I want to elaborate on a thought that I had in class the other day about our generation having short attention spans and the effect that is going to have on the kind of journalism we consume. It is no secret that many prefer to watch the news on television rather than read it in a paper. Why is that? Well, when you are watching television, you can be audibly consuming the news while, say, chatting with a friend online, making dinner, even doing homework. When reading a newspaper, these tasks are harder to do (although not impossible).
As I know many other people my age do, I often find myself multi-tasking for no good reason. Chatting online with a friend, watching a video on Youtube, reading a news article online — these are activities that I can usually do all at once. Now how is a 1,000 word news article supposed to compete with that?
For myself, if something can't engage me immediately, I won't waste my time reading or viewing it. I get most of my news from Twitter, where a constant feed of headlines from The Washington Post, The Huffington Post, CNN, The Boston Globe, The New York Times, and other local media outlets such as WMUR and The Portsmouth Herald give me up-to-date news. Sometimes it is enough for me to read the tweet and nothing else. I get the information I need, and decide that I probably won't benefit from any more. Other times, I'll click on the link, read the first few paragraphs of the article, and then move on. Rarely do I get through an entire news story in one piece, and I'm a journalism major. What does that say about the average person who doesn't have an intense dedication to news and staying informed? Would they even click on the link in the first place? Would they even seek out news.

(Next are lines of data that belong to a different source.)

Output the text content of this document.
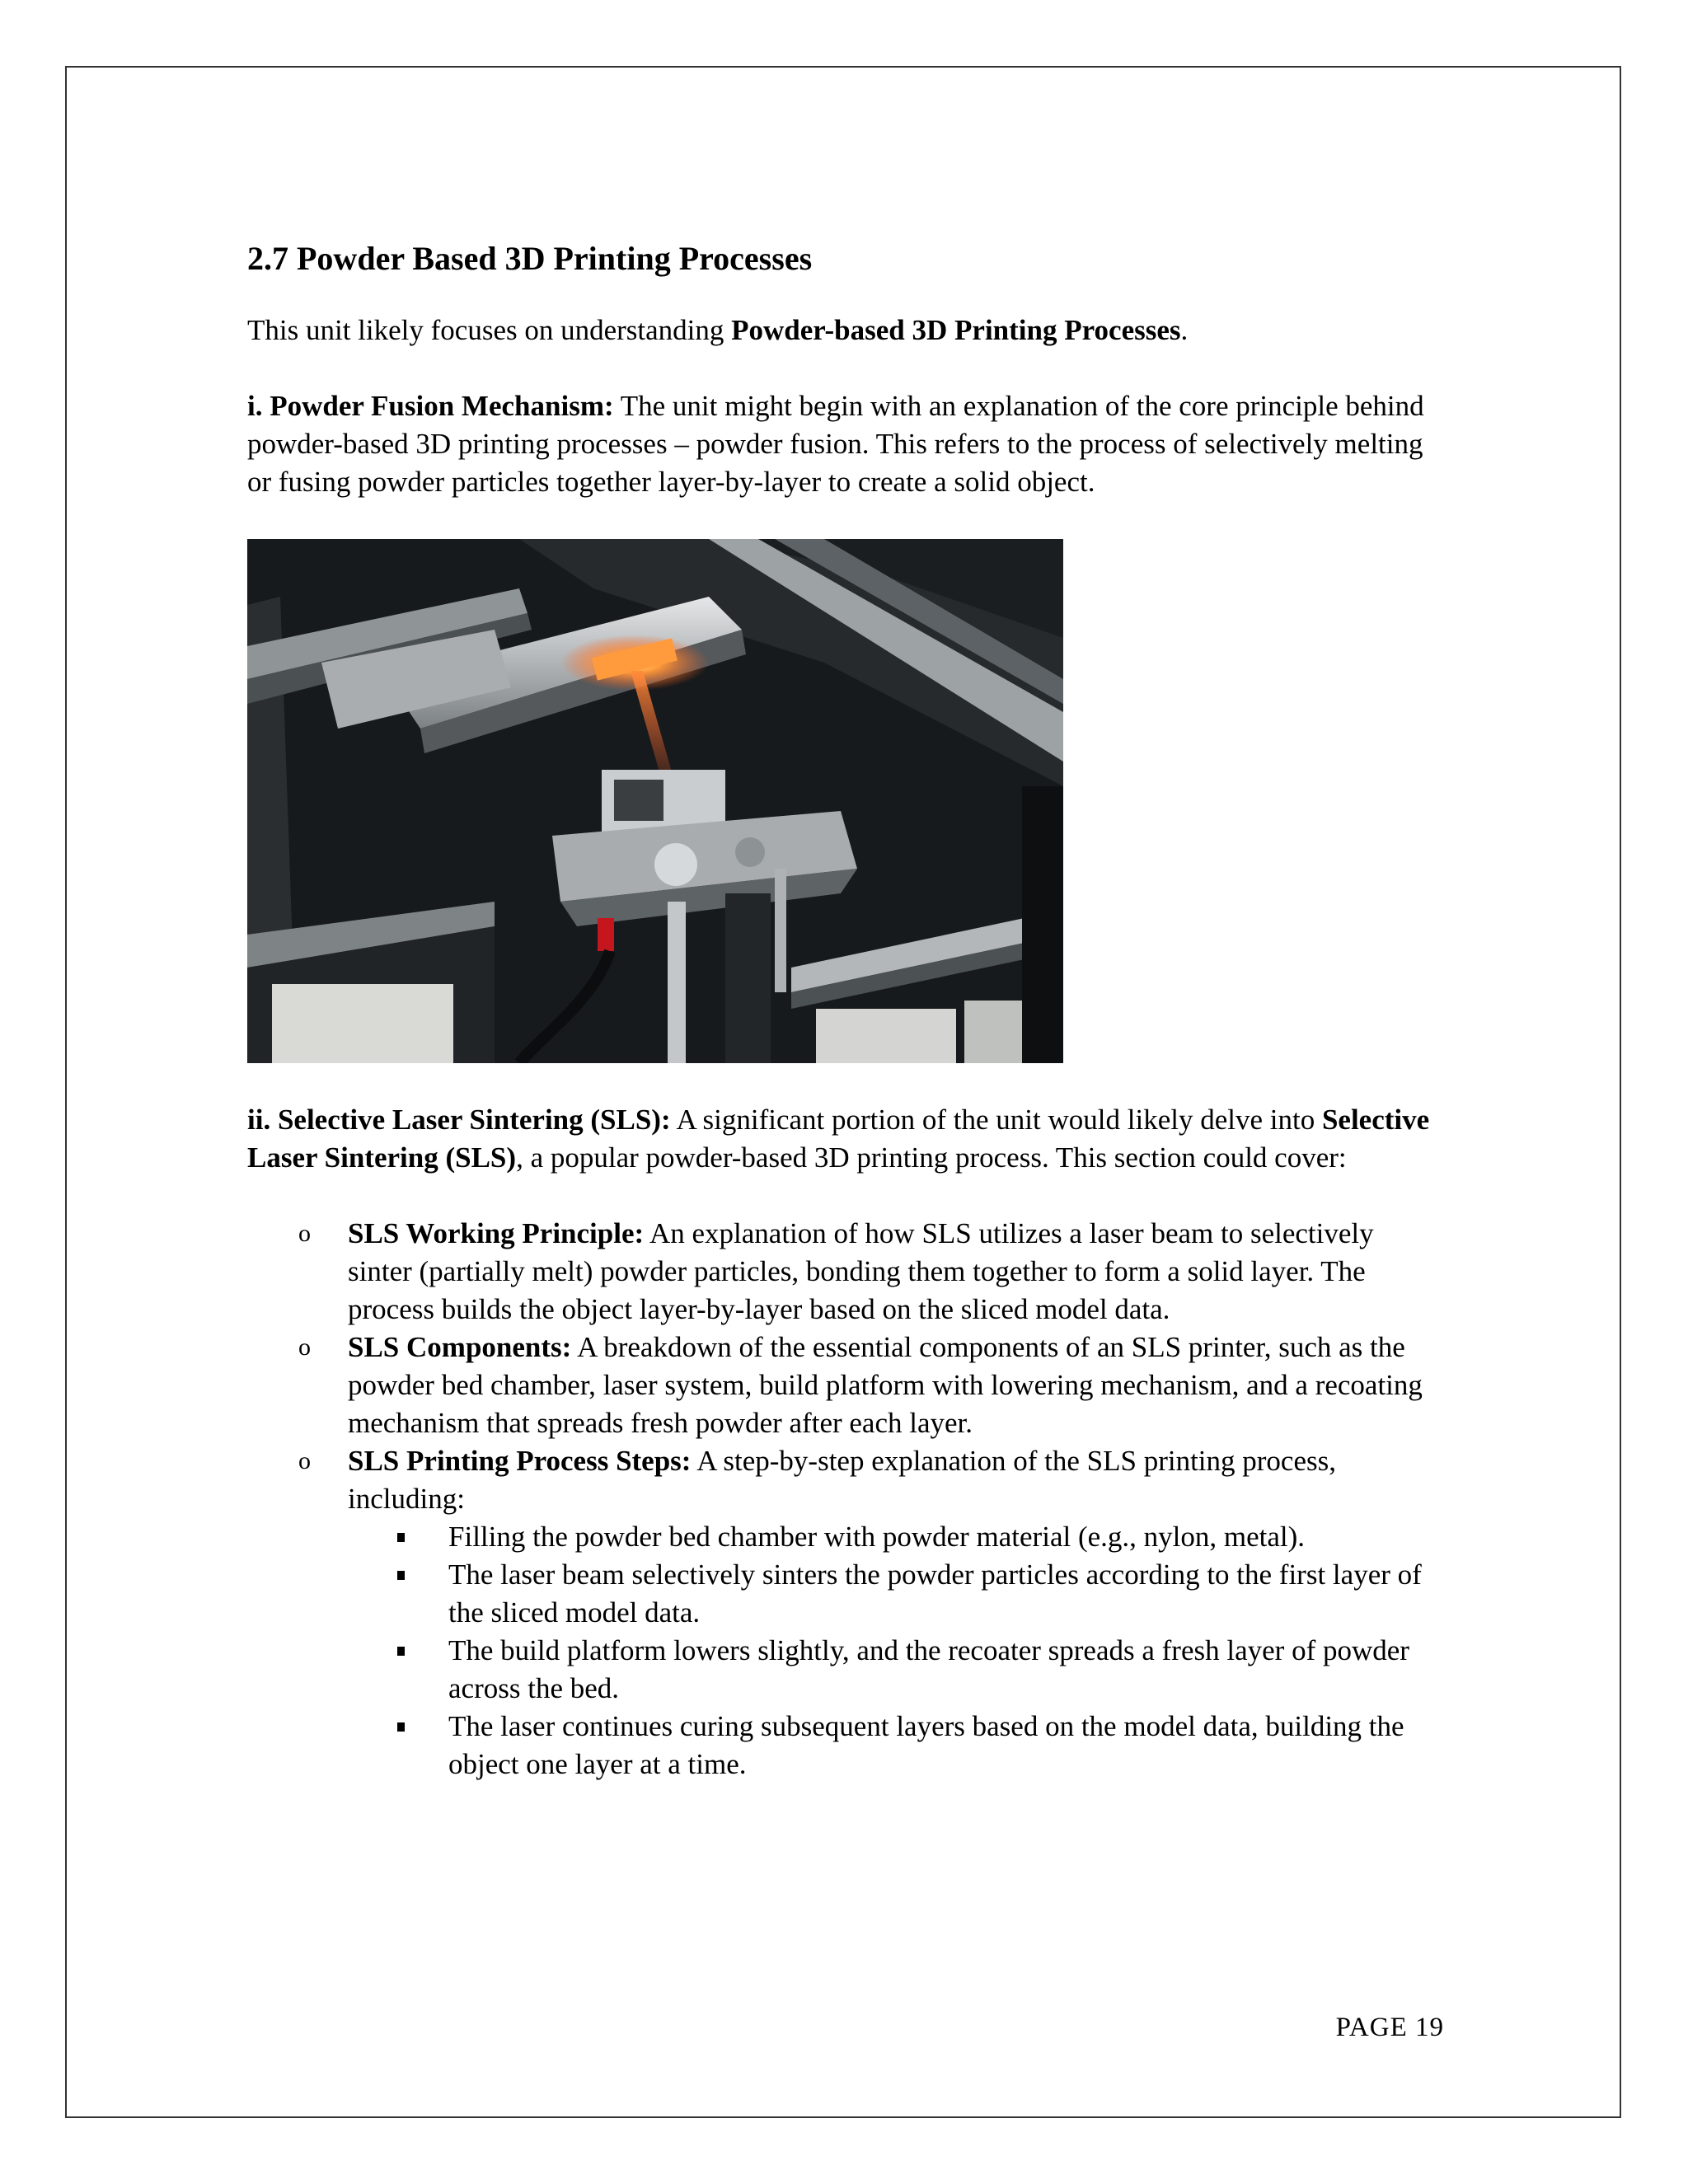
2.7 Powder Based 3D Printing Processes

This unit likely focuses on understanding Powder-based 3D Printing Processes.

i. Powder Fusion Mechanism: The unit might begin with an explanation of the core principle behind powder-based 3D printing processes – powder fusion. This refers to the process of selectively melting or fusing powder particles together layer-by-layer to create a solid object.

ii. Selective Laser Sintering (SLS): A significant portion of the unit would likely delve into Selective Laser Sintering (SLS), a popular powder-based 3D printing process. This section could cover:

o SLS Working Principle: An explanation of how SLS utilizes a laser beam to selectively sinter (partially melt) powder particles, bonding them together to form a solid layer. The process builds the object layer-by-layer based on the sliced model data.
o SLS Components: A breakdown of the essential components of an SLS printer, such as the powder bed chamber, laser system, build platform with lowering mechanism, and a recoating mechanism that spreads fresh powder after each layer.
o SLS Printing Process Steps: A step-by-step explanation of the SLS printing process, including:
Filling the powder bed chamber with powder material (e.g., nylon, metal).
The laser beam selectively sinters the powder particles according to the first layer of the sliced model data.
The build platform lowers slightly, and the recoater spreads a fresh layer of powder across the bed.
The laser continues curing subsequent layers based on the model data, building the object one layer at a time.
PAGE 19
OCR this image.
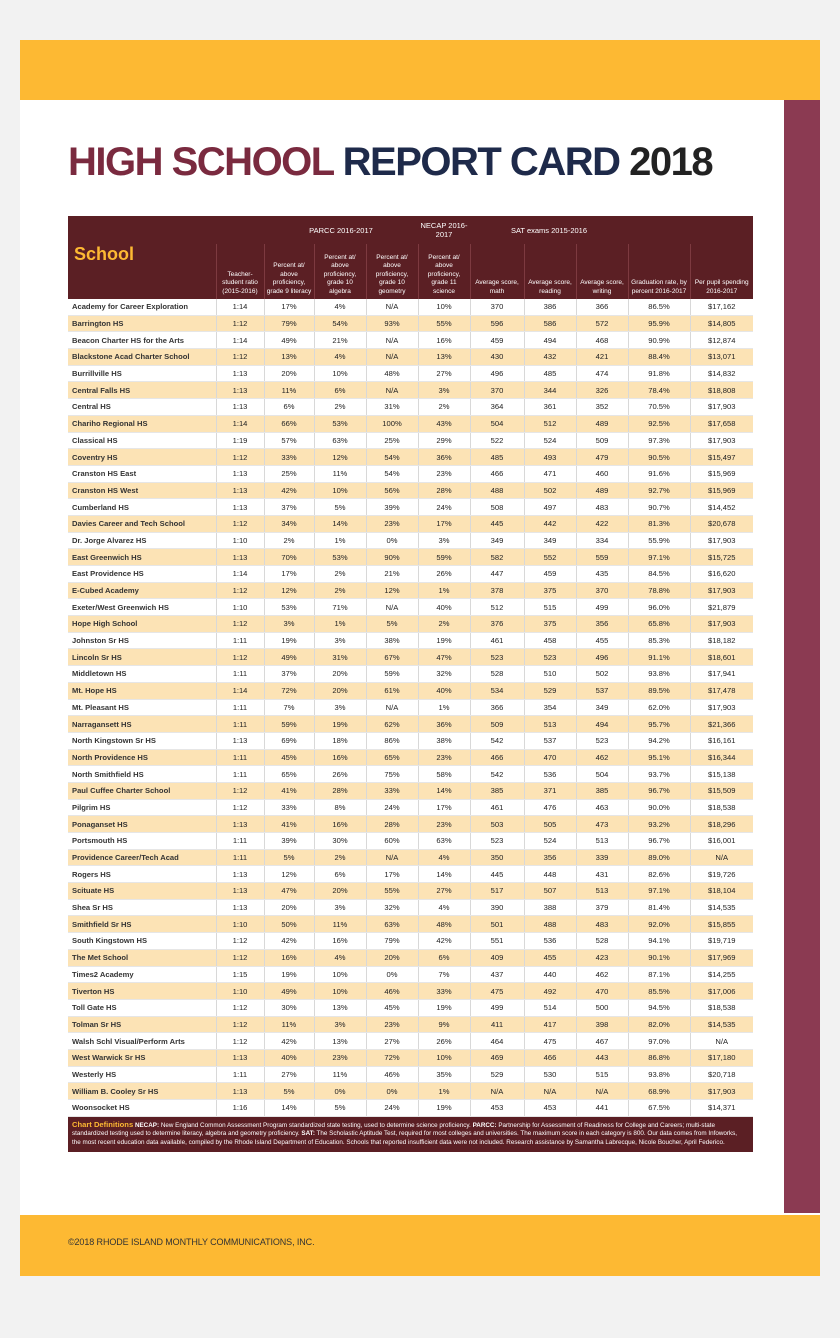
HIGH SCHOOL REPORT CARD 2018
		PARCC 2016-2017			NECAP 2016-2017	SAT exams 2015-2016				
School	Teacher-student ratio (2015-2016)	Percent at/ above proficiency, grade 9 literacy	Percent at/ above proficiency, grade 10 algebra	Percent at/ above proficiency, grade 10 geometry	Percent at/ above proficiency, grade 11 science	Average score, math	Average score, reading	Average score, writing	Graduation rate, by percent 2016-2017	Per pupil spending 2016-2017
Academy for Career Exploration	1:14	17%	4%	N/A	10%	370	386	366	86.5%	$17,162
Barrington HS	1:12	79%	54%	93%	55%	596	586	572	95.9%	$14,805
Beacon Charter HS for the Arts	1:14	49%	21%	N/A	16%	459	494	468	90.9%	$12,874
Blackstone Acad Charter School	1:12	13%	4%	N/A	13%	430	432	421	88.4%	$13,071
Burrillville HS	1:13	20%	10%	48%	27%	496	485	474	91.8%	$14,832
Central Falls HS	1:13	11%	6%	N/A	3%	370	344	326	78.4%	$18,808
Central HS	1:13	6%	2%	31%	2%	364	361	352	70.5%	$17,903
Chariho Regional HS	1:14	66%	53%	100%	43%	504	512	489	92.5%	$17,658
Classical HS	1:19	57%	63%	25%	29%	522	524	509	97.3%	$17,903
Coventry HS	1:12	33%	12%	54%	36%	485	493	479	90.5%	$15,497
Cranston HS East	1:13	25%	11%	54%	23%	466	471	460	91.6%	$15,969
Cranston HS West	1:13	42%	10%	56%	28%	488	502	489	92.7%	$15,969
Cumberland HS	1:13	37%	5%	39%	24%	508	497	483	90.7%	$14,452
Davies Career and Tech School	1:12	34%	14%	23%	17%	445	442	422	81.3%	$20,678
Dr. Jorge Alvarez HS	1:10	2%	1%	0%	3%	349	349	334	55.9%	$17,903
East Greenwich HS	1:13	70%	53%	90%	59%	582	552	559	97.1%	$15,725
East Providence HS	1:14	17%	2%	21%	26%	447	459	435	84.5%	$16,620
E-Cubed Academy	1:12	12%	2%	12%	1%	378	375	370	78.8%	$17,903
Exeter/West Greenwich HS	1:10	53%	71%	N/A	40%	512	515	499	96.0%	$21,879
Hope High School	1:12	3%	1%	5%	2%	376	375	356	65.8%	$17,903
Johnston Sr HS	1:11	19%	3%	38%	19%	461	458	455	85.3%	$18,182
Lincoln Sr HS	1:12	49%	31%	67%	47%	523	523	496	91.1%	$18,601
Middletown HS	1:11	37%	20%	59%	32%	528	510	502	93.8%	$17,941
Mt. Hope HS	1:14	72%	20%	61%	40%	534	529	537	89.5%	$17,478
Mt. Pleasant HS	1:11	7%	3%	N/A	1%	366	354	349	62.0%	$17,903
Narragansett HS	1:11	59%	19%	62%	36%	509	513	494	95.7%	$21,366
North Kingstown Sr HS	1:13	69%	18%	86%	38%	542	537	523	94.2%	$16,161
North Providence HS	1:11	45%	16%	65%	23%	466	470	462	95.1%	$16,344
North Smithfield HS	1:11	65%	26%	75%	58%	542	536	504	93.7%	$15,138
Paul Cuffee Charter School	1:12	41%	28%	33%	14%	385	371	385	96.7%	$15,509
Pilgrim HS	1:12	33%	8%	24%	17%	461	476	463	90.0%	$18,538
Ponaganset HS	1:13	41%	16%	28%	23%	503	505	473	93.2%	$18,296
Portsmouth HS	1:11	39%	30%	60%	63%	523	524	513	96.7%	$16,001
Providence Career/Tech Acad	1:11	5%	2%	N/A	4%	350	356	339	89.0%	N/A
Rogers HS	1:13	12%	6%	17%	14%	445	448	431	82.6%	$19,726
Scituate HS	1:13	47%	20%	55%	27%	517	507	513	97.1%	$18,104
Shea Sr HS	1:13	20%	3%	32%	4%	390	388	379	81.4%	$14,535
Smithfield Sr HS	1:10	50%	11%	63%	48%	501	488	483	92.0%	$15,855
South Kingstown HS	1:12	42%	16%	79%	42%	551	536	528	94.1%	$19,719
The Met School	1:12	16%	4%	20%	6%	409	455	423	90.1%	$17,969
Times2 Academy	1:15	19%	10%	0%	7%	437	440	462	87.1%	$14,255
Tiverton HS	1:10	49%	10%	46%	33%	475	492	470	85.5%	$17,006
Toll Gate HS	1:12	30%	13%	45%	19%	499	514	500	94.5%	$18,538
Tolman Sr HS	1:12	11%	3%	23%	9%	411	417	398	82.0%	$14,535
Walsh Schl Visual/Perform Arts	1:12	42%	13%	27%	26%	464	475	467	97.0%	N/A
West Warwick Sr HS	1:13	40%	23%	72%	10%	469	466	443	86.8%	$17,180
Westerly HS	1:11	27%	11%	46%	35%	529	530	515	93.8%	$20,718
William B. Cooley Sr HS	1:13	5%	0%	0%	1%	N/A	N/A	N/A	68.9%	$17,903
Woonsocket HS	1:16	14%	5%	24%	19%	453	453	441	67.5%	$14,371
Chart Definitions NECAP: New England Common Assessment Program standardized state testing, used to determine science proficiency. PARCC: Partnership for Assessment of Readiness for College and Careers; multi-state standardized testing used to determine literacy, algebra and geometry proficiency. SAT: The Scholastic Aptitude Test, required for most colleges and universities. The maximum score in each category is 800. Our data comes from Infoworks, the most recent education data available, compiled by the Rhode Island Department of Education. Schools that reported insufficient data were not included. Research assistance by Samantha Labrecque, Nicole Boucher, April Federico.
©2018 RHODE ISLAND MONTHLY COMMUNICATIONS, INC.
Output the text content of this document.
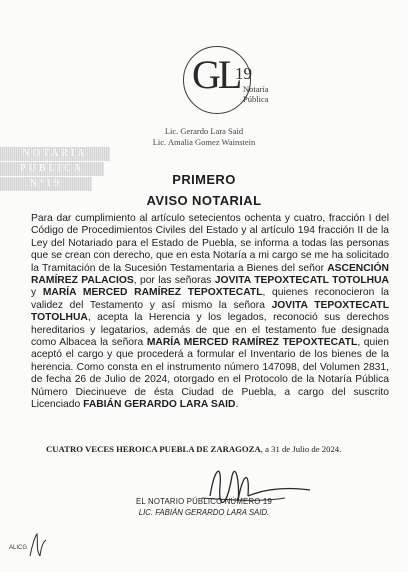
GL
19
Notaría
Pública
Lic. Gerardo Lara Said
Lic. Amalia Gomez Wainstein
NOTARIA
PUBLICA
Nº19	PRIMERO
AVISO NOTARIAL
Para dar cumplimiento al artículo setecientos ochenta y cuatro, fracción I del Código de Procedimientos Civiles del Estado y al artículo 194 fracción II de la Ley del Notariado para el Estado de Puebla, se informa a todas las personas que se crean con derecho, que en esta Notaría a mi cargo se me ha solicitado la Tramitación de la Sucesión Testamentaria a Bienes del señor ASCENCIÓN RAMÍREZ PALACIOS, por las señoras JOVITA TEPOXTECATL TOTOLHUA y MARÍA MERCED RAMÍREZ TEPOXTECATL, quienes reconocieron la validez del Testamento y así mismo la señora JOVITA TEPOXTECATL TOTOLHUA, acepta la Herencia y los legados, reconoció sus derechos hereditarios y legatarios, además de que en el testamento fue designada como Albacea la señora MARÍA MERCED RAMÍREZ TEPOXTECATL, quien aceptó el cargo y que procederá a formular el Inventario de los bienes de la herencia. Como consta en el instrumento número 147098, del Volumen 2831, de fecha 26 de Julio de 2024, otorgado en el Protocolo de la Notaría Pública Número Diecinueve de ésta Ciudad de Puebla, a cargo del suscrito Licenciado FABIÁN GERARDO LARA SAID.
CUATRO VECES HEROICA PUEBLA DE ZARAGOZA, a 31 de Julio de 2024.
EL NOTARIO PÚBLICO NÚMERO 19
LIC. FABIÁN GERARDO LARA SAID.
ALICG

The problem with these times is that there is such a fight to get an individual's attention, an attention that can only be held for so many hours of the day. We are bombarded, every day, with possible distractions: TV, social media, videos online, games, music, etc. that to get someone to pick up a newspaper, flip through it and read every single story is just not a realistic goal. As much as I don't like it, newspapers will not remain a central way to consume media, especially with my generation. News outlets must think of new ways to attract readers, or else they will lose them.